Cette page a été validée par deux contributeurs.

— Non, Monsieur, non. C’est les Michaud, c’est des gens et un enfant qui ne lui sont de rien ni à moi non plus : mais quand il y a du malheur quelque part, on peut bien être sûr de voir arriver Jean, et là où personne n’oserait se risquer il y court, lui, quand même il n’y a rien de rien, pas même un verre de vin à y gagner. Le bon Dieu sait bien pourtant qu’il ne fait pas bon dans ce pays-ci pour Jean, et que ce n’est guère sa place.

— Court-il donc quelque autre danger à Gargilesse que celui de se noyer comme tout le monde ? »

Sylvain ne répondit pas, et parut se reprocher d’en avoir trop dit.

« Voilà l’eau qui baisse un peu, dit-il pour détourner l’attention d’Émile ; dans une couple d’heures, nous pourrons peut-être repasser par où nous sommes venus ; car du côté de M. Cardonnet, il y en a pour six heures au moins. »

Cette perspective n’était pas très riante ; néanmoins Émile, qui ne voulait à aucun prix effrayer ses parents, s’y résigna de son mieux.
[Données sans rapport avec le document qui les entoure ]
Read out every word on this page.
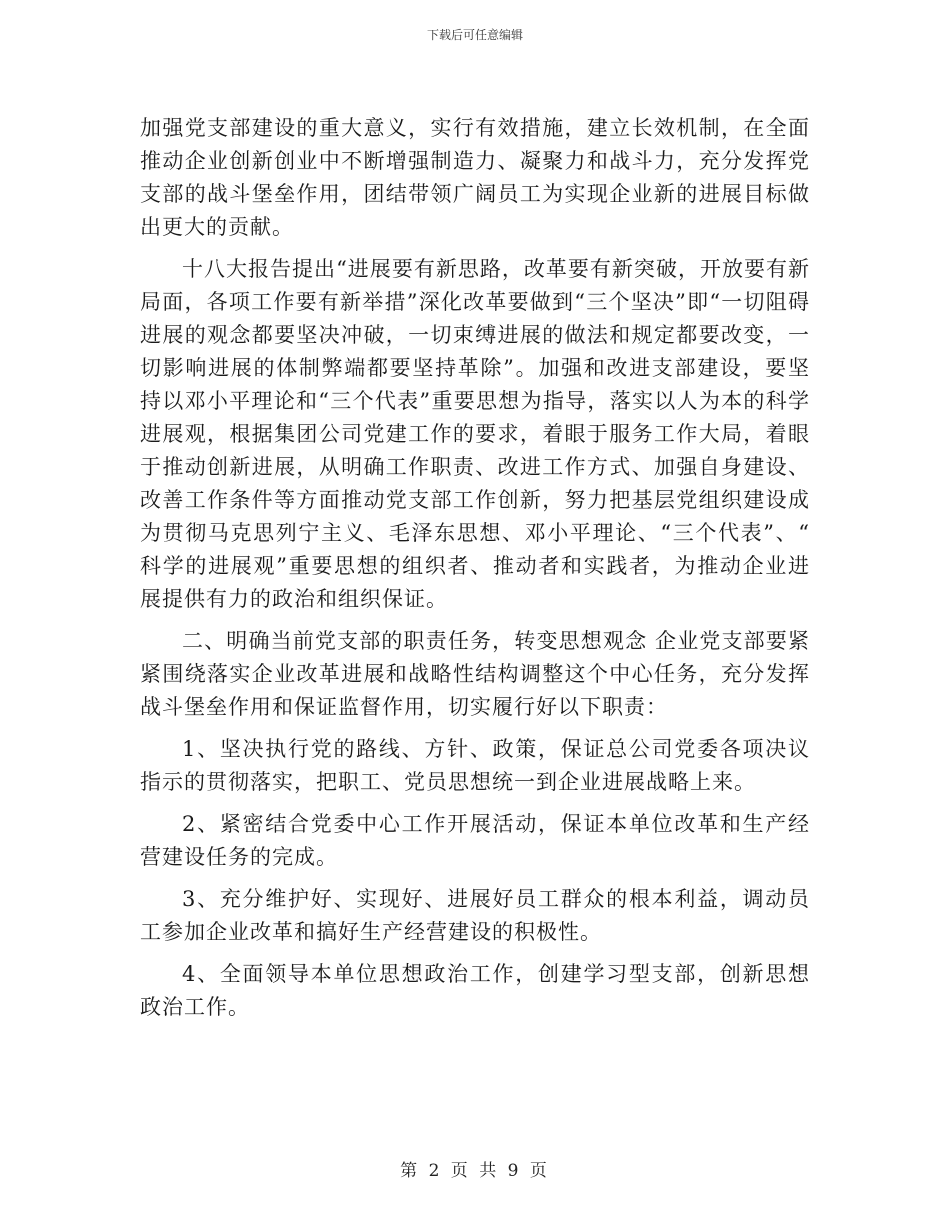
下载后可任意编辑

加强党支部建设的重大意义，实行有效措施，建立长效机制，在全面推动企业创新创业中不断增强制造力、凝聚力和战斗力，充分发挥党支部的战斗堡垒作用，团结带领广阔员工为实现企业新的进展目标做出更大的贡献。

十八大报告提出“进展要有新思路，改革要有新突破，开放要有新局面，各项工作要有新举措”深化改革要做到“三个坚决”即“一切阻碍进展的观念都要坚决冲破，一切束缚进展的做法和规定都要改变，一切影响进展的体制弊端都要坚持革除”。加强和改进支部建设，要坚持以邓小平理论和“三个代表”重要思想为指导，落实以人为本的科学进展观，根据集团公司党建工作的要求，着眼于服务工作大局，着眼于推动创新进展，从明确工作职责、改进工作方式、加强自身建设、改善工作条件等方面推动党支部工作创新，努力把基层党组织建设成为贯彻马克思列宁主义、毛泽东思想、邓小平理论、“三个代表”、“ 科学的进展观”重要思想的组织者、推动者和实践者，为推动企业进展提供有力的政治和组织保证。

二、明确当前党支部的职责任务，转变思想观念 企业党支部要紧紧围绕落实企业改革进展和战略性结构调整这个中心任务，充分发挥战斗堡垒作用和保证监督作用，切实履行好以下职责：

1、坚决执行党的路线、方针、政策，保证总公司党委各项决议指示的贯彻落实，把职工、党员思想统一到企业进展战略上来。

2、紧密结合党委中心工作开展活动，保证本单位改革和生产经营建设任务的完成。

3、充分维护好、实现好、进展好员工群众的根本利益，调动员工参加企业改革和搞好生产经营建设的积极性。

4、全面领导本单位思想政治工作，创建学习型支部，创新思想政治工作。

第 2 页 共 9 页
Mais un accident nouveau le fit changer de résolution avant qu’une demi-heure se fût écoulée. L’eau se retirait assez vite des points extrêmes qu’elle avait envahis ; et de l’autre côté du lac qu’elle avait formé entre lui et la demeure de son père, il vit passer deux chevaux, l’un entièrement nu, l’autre sellé et bridé, que des ouvriers conduisaient vers l’habitation.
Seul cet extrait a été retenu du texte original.